A Multi-dimensional Framework for Evaluating Generalization in EEG Foundation Models
Aditya Kommineni, Emily Zhou, Kleanthis Avramidis, Tiantian Feng, Shrikanth Narayanan
Why It Matters
What makes this one worth your time
Understanding EEG model performance in low-resource settings is crucial for practical applications in neurotechnology and clinical fields.
A framework to evaluate EEG models under realistic constraints reveals strengths and weaknesses in foundation models.
Summary
The paper proposes a multi-dimensional framework to evaluate EEG foundation models under realistic low-resource conditions, contrasting their performance with supervised models across various tasks and datasets.
Key contributions
- Proposed a multi-dimensional evaluation framework for EEG models.
- Empirical analysis of EEG models across six datasets under low-resource conditions.
Notable insights
- EEG foundation models excel in long-context tasks but struggle with short-window tasks.
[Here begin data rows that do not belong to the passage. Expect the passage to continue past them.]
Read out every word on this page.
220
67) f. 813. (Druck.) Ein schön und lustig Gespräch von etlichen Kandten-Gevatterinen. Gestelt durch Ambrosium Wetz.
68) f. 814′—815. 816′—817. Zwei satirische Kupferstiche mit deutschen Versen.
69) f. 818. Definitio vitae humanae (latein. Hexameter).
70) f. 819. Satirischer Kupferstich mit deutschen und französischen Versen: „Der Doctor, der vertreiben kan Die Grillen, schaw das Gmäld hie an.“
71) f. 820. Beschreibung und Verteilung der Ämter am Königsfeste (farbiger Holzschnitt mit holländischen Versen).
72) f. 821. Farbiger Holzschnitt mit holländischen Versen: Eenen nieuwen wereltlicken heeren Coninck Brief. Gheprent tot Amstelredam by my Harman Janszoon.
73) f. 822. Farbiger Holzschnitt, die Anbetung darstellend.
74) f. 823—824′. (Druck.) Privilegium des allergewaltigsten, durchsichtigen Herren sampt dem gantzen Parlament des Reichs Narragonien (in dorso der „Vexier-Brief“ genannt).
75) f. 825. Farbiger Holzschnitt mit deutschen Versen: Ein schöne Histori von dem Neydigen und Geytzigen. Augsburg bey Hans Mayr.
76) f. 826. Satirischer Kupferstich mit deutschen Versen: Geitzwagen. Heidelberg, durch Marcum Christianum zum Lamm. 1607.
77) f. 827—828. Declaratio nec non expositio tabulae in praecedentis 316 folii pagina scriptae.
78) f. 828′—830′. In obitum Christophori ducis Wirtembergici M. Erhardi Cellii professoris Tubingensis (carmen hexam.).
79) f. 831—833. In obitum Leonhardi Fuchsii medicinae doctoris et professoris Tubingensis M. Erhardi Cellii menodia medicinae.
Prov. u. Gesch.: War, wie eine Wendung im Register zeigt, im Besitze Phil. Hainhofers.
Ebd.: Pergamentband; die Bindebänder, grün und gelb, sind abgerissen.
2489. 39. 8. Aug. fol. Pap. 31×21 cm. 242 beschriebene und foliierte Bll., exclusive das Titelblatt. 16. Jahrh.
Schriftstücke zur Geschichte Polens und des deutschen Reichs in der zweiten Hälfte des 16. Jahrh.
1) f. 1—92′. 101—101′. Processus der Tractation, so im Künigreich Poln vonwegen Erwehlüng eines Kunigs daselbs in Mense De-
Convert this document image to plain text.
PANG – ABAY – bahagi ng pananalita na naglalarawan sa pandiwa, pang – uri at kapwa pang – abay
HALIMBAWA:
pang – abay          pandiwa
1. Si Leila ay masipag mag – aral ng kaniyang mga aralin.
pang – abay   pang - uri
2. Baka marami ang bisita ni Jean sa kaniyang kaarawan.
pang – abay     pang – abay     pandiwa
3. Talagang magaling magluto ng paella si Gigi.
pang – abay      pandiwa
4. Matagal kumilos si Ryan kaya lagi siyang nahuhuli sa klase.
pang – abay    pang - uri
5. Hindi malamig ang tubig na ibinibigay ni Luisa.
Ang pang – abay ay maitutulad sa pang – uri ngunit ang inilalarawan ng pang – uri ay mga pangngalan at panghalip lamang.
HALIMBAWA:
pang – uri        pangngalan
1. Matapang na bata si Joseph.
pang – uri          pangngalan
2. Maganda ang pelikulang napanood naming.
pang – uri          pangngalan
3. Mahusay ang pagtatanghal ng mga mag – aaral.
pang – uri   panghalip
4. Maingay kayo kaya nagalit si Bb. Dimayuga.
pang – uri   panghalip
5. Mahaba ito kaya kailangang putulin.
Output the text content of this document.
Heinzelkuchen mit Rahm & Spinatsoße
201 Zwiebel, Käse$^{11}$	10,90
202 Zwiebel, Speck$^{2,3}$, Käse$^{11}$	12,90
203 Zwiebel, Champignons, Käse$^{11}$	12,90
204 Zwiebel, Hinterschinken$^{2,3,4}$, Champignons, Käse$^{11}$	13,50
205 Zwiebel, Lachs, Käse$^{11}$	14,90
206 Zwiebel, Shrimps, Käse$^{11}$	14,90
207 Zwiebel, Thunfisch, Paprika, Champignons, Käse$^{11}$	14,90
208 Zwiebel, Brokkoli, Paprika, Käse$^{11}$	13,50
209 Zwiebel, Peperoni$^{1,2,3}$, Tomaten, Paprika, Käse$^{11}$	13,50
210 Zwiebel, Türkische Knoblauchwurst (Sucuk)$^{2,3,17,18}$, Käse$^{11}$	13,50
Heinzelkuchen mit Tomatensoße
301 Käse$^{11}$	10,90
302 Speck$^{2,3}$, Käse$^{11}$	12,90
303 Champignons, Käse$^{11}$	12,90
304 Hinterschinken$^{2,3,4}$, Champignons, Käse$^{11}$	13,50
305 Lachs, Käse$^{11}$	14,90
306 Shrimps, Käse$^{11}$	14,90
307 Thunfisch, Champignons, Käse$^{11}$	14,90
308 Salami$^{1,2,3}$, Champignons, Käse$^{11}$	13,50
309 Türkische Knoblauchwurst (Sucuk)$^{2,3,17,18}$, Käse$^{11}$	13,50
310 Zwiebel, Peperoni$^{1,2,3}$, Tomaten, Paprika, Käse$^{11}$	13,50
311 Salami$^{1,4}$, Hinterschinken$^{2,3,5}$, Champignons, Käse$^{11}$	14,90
- Supervised models can match foundation models in short-window tasks despite having fewer parameters.
Possible limitations
- Not stated in the abstract
Abstract
arXiv:2605.28563v1 Announce Type: cross Abstract: Evaluating foundation models under appropriate adaptation settings is essential for understanding the quality and transferability of the learned representations. Recent EEG foundation models have demonstrated promising transfer capabilities across tasks and datasets, motivating their growing use in neurotechnology and clinical applications. However, these models are typically evaluated under full fine-tuning on well-curated downstream datasets, a setting that does not reflect biomedical domain constraints such as limited labeled data, reduced sensor coverage, or parameter-efficient adaptation. In this work, we propose a multi-dimensional evaluation framework for assessing EEG models under realistic low-resource conditions. Empirical analysis of both supervised EEG models and recent EEG foundation models, including LaBraM, CSBrain, and CBraMod, across 6 different datasets is performed under the proposed multi-dimensional evaluation framework. We find that EEG foundation models consistently provide performance gains on long-context tasks such as sleep stage prediction and mental health state classification. In contrast, for short-window Brain Computer Interface style tasks, supervised models achieve comparable despite having substantially fewer parameters. Additional analyses demonstrate that current foundation models provide limited robustness to short-window tasks and channel constrained settings. Together, these findings motivate the use of multi-dimensional evaluation protocols that characterize model behavior under realistic use constraints.